Controlar, pues, las fronteras es algo necesario, pero insuficiente.

El segundo error es el de hacer de los ataques terroristas un ejemplo de la superioridad moral europea: ustedes podrán odiarnos, pero no lograrán rebajarnos a su nivel, porque somos lo suficientemente sofisticados como para entender la diversidad cultural. Esta variante de la estupidez es la que ha llevado a que la prensa europea este verano se haya ensañado, por ejemplo, con Donald Trump por su fláccido repudio a los cuatro gatos locos que integran el supremacismo blanco estadounidense, presentándolo como una suerte de nuevo Hitler, sin reparar en el apabullante hecho de que el terrorismo yihadista islámico ha asesinado en la puerta de sus casas a 460 personas en los últimos tres años. 460 personas. Y, permítame que se lo diga, no va a parar en esa cifra.

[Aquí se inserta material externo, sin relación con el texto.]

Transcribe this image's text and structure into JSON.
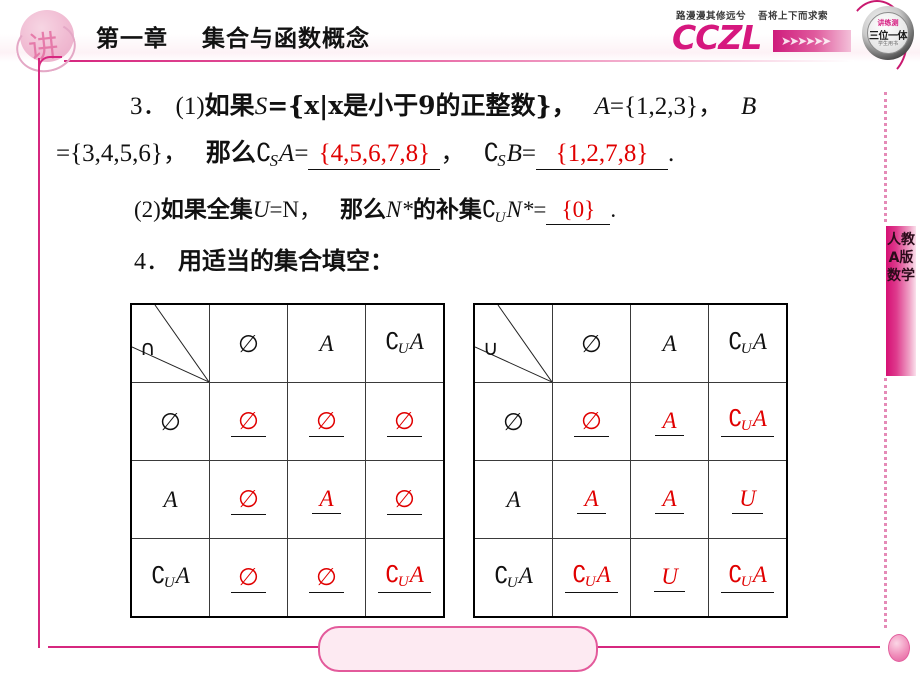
{
  "header": {
    "chapter": "第一章",
    "title": "集合与函数概念",
    "motto_left": "路漫漫其修远兮",
    "motto_right": "吾将上下而求索",
    "logo_text": "CCZL",
    "stamp_glyph": "讲",
    "badge_top": "讲练测",
    "badge_main": "三位一体",
    "badge_sub": "学生用书"
  },
  "sidebar": {
    "label": "人教A版数学"
  },
  "questions": {
    "q3": {
      "number": "3",
      "part1_label": "(1)",
      "line1_prefix": "如果",
      "set_S": "S",
      "set_S_def": "={x|x是小于9的正整数}，",
      "set_A": "A",
      "set_A_def": "={1,2,3}，",
      "set_B": "B",
      "line2_B_def": "={3,4,5,6}，",
      "line2_then": "那么",
      "comp_base_S": "S",
      "comp_arg_A": "A",
      "eq": "=",
      "answer_CsA": "{4,5,6,7,8}",
      "comma": "，",
      "comp_arg_B": "B",
      "answer_CsB": "{1,2,7,8}",
      "period": ".",
      "part2_label": "(2)",
      "p2_prefix": "如果全集",
      "p2_U": "U",
      "p2_eq_N": "=N，",
      "p2_then": "那么",
      "p2_Nstar": "N*",
      "p2_mid": "的补集",
      "comp_base_U": "U",
      "comp_arg_Nstar": "N*",
      "answer_CuN": "{0}"
    },
    "q4": {
      "number": "4",
      "text": "用适当的集合填空："
    }
  },
  "tables": [
    {
      "id": "intersection-table",
      "operator": "∩",
      "col_headers": [
        "∅",
        "A",
        "∁UA"
      ],
      "row_headers": [
        "∅",
        "A",
        "∁UA"
      ],
      "cells": [
        [
          {
            "text": "∅",
            "kind": "emptyset"
          },
          {
            "text": "∅",
            "kind": "emptyset"
          },
          {
            "text": "∅",
            "kind": "emptyset"
          }
        ],
        [
          {
            "text": "∅",
            "kind": "emptyset"
          },
          {
            "text": "A",
            "kind": "ital"
          },
          {
            "text": "∅",
            "kind": "emptyset"
          }
        ],
        [
          {
            "text": "∅",
            "kind": "emptyset"
          },
          {
            "text": "∅",
            "kind": "emptyset"
          },
          {
            "text": "∁UA",
            "kind": "comp"
          }
        ]
      ]
    },
    {
      "id": "union-table",
      "operator": "∪",
      "col_headers": [
        "∅",
        "A",
        "∁UA"
      ],
      "row_headers": [
        "∅",
        "A",
        "∁UA"
      ],
      "cells": [
        [
          {
            "text": "∅",
            "kind": "emptyset"
          },
          {
            "text": "A",
            "kind": "ital"
          },
          {
            "text": "∁UA",
            "kind": "comp"
          }
        ],
        [
          {
            "text": "A",
            "kind": "ital"
          },
          {
            "text": "A",
            "kind": "ital"
          },
          {
            "text": "U",
            "kind": "ital"
          }
        ],
        [
          {
            "text": "∁UA",
            "kind": "comp"
          },
          {
            "text": "U",
            "kind": "ital"
          },
          {
            "text": "∁UA",
            "kind": "comp"
          }
        ]
      ]
    }
  ],
  "colors": {
    "accent_pink": "#d6277f",
    "answer_red": "#e00000",
    "text_black": "#111111"
  }
}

Si de algo sirve la historia, en tanto, es para entender qué diablos somos. Y la historia le enseña a los europeos que son muchas cosas: son Voltaire, son Goethe, son Shakespeare, son Bonaparte, y hasta Hitler, pero también, y hondamente, son ese continente que se construyera en confrontación con el mundo islámico. La tontamente peligrosa burocracia de la Unión Europea ha pretendido suprimir, por ejemplo, la identidad cristiana de Europa, pero lo cierto es que el concepto de Europa es incomprensible sin Homero, sin Justiniano o el cristianismo, sin Lepanto o Viena: es en repeler la penetración del islam en Europa que se fraguó gran parte de la identidad del continente.

Negar esto es estúpido. Pretender, a partir de ello, la expulsión de los musulmanes de Europa, también. Pero entenderlo es el inicio de una política más sana: la de cerrar el paso a los imanes que Turquía o Arabia Saudita envían a Europa a fin de hacer de cada mezquita un foco de wahabismo; la de poner fin al mito del “islam moderado” que calla y otorga frente a los matones musulmanes que a lo largo y ancho de Europa han normalizado la violación y degradación de la mujer, la persecución de los comerciantes que venden alcohol, la instauración de una justicia privada en manos de imanes, la secesión de guetos islámicos en las grandes ciudades de Europa.

Si Europa, en suma, no entiende que el “islam moderado” está muriendo con una generación, y su lugar está siendo ocupado por una ideología financiada por jeques que hablan de Játiva cuando se refieren a Valencia, dejará de sacar las lecciones que se deben de estos hechos de sangre.

Y las víctimas habrán muerto en vano.